Electrochemical Determination of Acetaminophen with a FeNi Nanoparticle Reduced Graphene Oxide (rGO) Nanocomposite and Differential Pulse Voltammetry (DPV)

Abstract

Acetaminophen (AP) is one of the most commonly used antipyretics. Accurate and efficient determination of its concentration is of great significance to human health. In this work, FeNi alloy nanoparticles and reduced graphene oxide (rGO) were compounded by an ultrasonic method to obtain FeNi/rGO nanocomposites. The nanocomposites were analyzed by powder X-ray diffraction (XRD), scanning electron microscopy (SEM), energy dispersive spectrometer (EDS), and cyclic voltammetry (CV).
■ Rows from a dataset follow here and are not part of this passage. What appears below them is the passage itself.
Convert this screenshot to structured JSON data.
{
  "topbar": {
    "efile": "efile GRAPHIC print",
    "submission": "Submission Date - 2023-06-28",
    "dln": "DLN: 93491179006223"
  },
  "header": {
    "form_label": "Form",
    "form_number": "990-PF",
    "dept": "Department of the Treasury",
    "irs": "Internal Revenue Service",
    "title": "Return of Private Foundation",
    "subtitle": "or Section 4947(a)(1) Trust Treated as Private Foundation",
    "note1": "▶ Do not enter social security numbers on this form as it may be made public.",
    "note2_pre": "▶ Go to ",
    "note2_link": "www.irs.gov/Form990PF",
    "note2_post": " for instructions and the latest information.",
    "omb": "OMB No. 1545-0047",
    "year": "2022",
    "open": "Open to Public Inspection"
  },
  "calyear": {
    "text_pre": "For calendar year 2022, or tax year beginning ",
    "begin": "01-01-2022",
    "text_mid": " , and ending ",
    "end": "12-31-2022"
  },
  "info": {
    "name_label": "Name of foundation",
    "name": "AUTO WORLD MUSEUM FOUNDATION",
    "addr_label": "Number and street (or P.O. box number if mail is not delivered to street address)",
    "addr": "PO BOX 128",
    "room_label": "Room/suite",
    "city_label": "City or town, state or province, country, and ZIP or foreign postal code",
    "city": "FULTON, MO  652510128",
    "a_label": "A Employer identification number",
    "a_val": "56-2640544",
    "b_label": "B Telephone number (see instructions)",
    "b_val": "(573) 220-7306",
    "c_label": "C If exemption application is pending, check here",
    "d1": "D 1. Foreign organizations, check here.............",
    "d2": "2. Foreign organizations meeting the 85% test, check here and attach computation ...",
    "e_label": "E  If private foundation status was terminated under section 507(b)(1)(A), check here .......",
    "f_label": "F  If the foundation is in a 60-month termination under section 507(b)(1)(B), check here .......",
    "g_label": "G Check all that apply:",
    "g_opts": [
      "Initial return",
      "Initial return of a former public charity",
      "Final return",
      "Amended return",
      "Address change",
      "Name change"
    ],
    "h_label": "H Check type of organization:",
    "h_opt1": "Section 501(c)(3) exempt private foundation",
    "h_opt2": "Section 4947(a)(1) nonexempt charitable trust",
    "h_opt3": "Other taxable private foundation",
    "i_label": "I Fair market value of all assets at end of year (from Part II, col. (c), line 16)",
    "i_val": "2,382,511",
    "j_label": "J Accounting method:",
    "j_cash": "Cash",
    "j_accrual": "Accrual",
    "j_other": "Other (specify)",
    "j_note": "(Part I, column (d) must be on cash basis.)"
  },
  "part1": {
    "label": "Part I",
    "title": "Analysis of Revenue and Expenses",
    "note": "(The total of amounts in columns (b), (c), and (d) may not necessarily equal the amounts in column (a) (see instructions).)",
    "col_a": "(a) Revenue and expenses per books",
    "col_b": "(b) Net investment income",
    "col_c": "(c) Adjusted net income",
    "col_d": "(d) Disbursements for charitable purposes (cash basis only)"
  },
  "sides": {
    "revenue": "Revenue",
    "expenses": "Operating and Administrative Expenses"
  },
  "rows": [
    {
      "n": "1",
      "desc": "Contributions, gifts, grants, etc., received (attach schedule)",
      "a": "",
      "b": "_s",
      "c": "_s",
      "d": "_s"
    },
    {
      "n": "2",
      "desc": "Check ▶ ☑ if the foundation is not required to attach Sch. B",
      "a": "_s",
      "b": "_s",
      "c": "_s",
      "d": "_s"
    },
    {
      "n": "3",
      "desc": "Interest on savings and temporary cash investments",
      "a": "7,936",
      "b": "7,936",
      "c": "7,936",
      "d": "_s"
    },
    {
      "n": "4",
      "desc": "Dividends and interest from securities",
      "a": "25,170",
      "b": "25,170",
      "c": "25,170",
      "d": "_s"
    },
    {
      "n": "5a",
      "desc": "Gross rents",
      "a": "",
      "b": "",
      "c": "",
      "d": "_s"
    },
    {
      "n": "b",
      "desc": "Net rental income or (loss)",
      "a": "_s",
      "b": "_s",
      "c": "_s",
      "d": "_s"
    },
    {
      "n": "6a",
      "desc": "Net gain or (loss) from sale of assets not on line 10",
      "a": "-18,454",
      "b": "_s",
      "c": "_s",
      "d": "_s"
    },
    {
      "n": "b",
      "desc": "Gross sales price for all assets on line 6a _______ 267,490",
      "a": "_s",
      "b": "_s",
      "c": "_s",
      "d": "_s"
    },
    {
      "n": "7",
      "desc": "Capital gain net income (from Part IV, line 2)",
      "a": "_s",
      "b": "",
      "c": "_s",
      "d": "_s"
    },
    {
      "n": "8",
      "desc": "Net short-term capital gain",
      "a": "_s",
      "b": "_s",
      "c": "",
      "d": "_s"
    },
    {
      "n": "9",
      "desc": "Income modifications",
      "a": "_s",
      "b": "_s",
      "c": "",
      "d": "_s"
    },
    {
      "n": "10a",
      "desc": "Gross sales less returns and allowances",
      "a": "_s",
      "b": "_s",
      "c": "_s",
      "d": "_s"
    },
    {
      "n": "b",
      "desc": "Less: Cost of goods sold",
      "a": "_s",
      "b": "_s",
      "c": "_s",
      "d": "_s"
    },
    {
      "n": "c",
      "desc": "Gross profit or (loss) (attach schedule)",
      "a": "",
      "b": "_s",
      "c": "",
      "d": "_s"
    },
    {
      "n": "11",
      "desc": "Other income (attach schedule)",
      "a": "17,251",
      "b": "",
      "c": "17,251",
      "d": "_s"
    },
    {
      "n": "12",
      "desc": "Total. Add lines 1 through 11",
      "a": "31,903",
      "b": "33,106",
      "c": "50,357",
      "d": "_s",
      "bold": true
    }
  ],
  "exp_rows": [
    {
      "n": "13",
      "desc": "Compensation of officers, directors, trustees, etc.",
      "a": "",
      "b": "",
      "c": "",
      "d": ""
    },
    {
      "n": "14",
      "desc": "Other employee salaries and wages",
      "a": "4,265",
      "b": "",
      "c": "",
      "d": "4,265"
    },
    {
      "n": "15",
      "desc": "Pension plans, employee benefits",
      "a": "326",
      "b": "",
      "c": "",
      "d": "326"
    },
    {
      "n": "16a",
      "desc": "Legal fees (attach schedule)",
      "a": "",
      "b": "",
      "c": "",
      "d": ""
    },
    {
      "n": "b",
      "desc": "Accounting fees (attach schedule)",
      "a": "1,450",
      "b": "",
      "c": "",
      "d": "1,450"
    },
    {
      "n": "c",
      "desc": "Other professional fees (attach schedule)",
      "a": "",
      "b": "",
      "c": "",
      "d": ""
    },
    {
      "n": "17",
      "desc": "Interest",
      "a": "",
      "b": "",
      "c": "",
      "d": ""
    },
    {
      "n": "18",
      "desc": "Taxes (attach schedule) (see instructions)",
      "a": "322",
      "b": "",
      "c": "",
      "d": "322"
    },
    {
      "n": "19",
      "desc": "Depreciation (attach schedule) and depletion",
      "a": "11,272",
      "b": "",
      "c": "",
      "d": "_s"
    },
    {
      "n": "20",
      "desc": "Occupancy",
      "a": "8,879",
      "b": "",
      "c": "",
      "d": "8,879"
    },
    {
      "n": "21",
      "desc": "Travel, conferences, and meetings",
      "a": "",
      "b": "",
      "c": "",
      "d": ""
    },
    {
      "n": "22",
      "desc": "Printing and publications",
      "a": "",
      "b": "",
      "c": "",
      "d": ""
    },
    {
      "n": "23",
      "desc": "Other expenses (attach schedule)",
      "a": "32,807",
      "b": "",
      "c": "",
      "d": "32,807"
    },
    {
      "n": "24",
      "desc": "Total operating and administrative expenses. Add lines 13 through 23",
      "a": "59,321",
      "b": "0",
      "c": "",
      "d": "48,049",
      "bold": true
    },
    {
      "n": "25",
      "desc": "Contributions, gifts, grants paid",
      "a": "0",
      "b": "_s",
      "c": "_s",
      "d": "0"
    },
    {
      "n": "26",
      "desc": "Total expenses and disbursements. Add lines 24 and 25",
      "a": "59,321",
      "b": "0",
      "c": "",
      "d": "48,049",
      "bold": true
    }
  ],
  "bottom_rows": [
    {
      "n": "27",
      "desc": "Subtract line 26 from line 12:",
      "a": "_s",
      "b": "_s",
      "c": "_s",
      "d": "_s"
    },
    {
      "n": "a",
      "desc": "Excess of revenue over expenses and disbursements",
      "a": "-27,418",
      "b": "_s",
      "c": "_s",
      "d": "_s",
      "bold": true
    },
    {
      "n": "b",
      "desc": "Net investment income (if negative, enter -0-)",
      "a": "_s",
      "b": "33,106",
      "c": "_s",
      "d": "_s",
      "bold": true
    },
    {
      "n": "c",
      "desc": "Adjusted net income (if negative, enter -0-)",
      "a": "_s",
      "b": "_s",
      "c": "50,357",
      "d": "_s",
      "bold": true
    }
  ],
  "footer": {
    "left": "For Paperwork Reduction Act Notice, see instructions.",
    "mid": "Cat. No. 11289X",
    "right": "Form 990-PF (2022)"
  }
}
Due to the catalytic activity of FeNi alloy nanoparticles and the synergy between the high specific surface area and conductivity of reduced graphene oxice (rGO), a FeNi/rGO nanocomposite showed excellent electrocatalysis for acetaminophen determination. With differential pulse voltammetry (DPV) as the analytical method, the linear range for acetaminophen is from 1 to 100 and 100 to 3,000 μM with a limit of detection (LOD) equal to 0.3 μM. Moreover, the sensor also has good reproducibility and selectivity with high recoveries in practical analysis.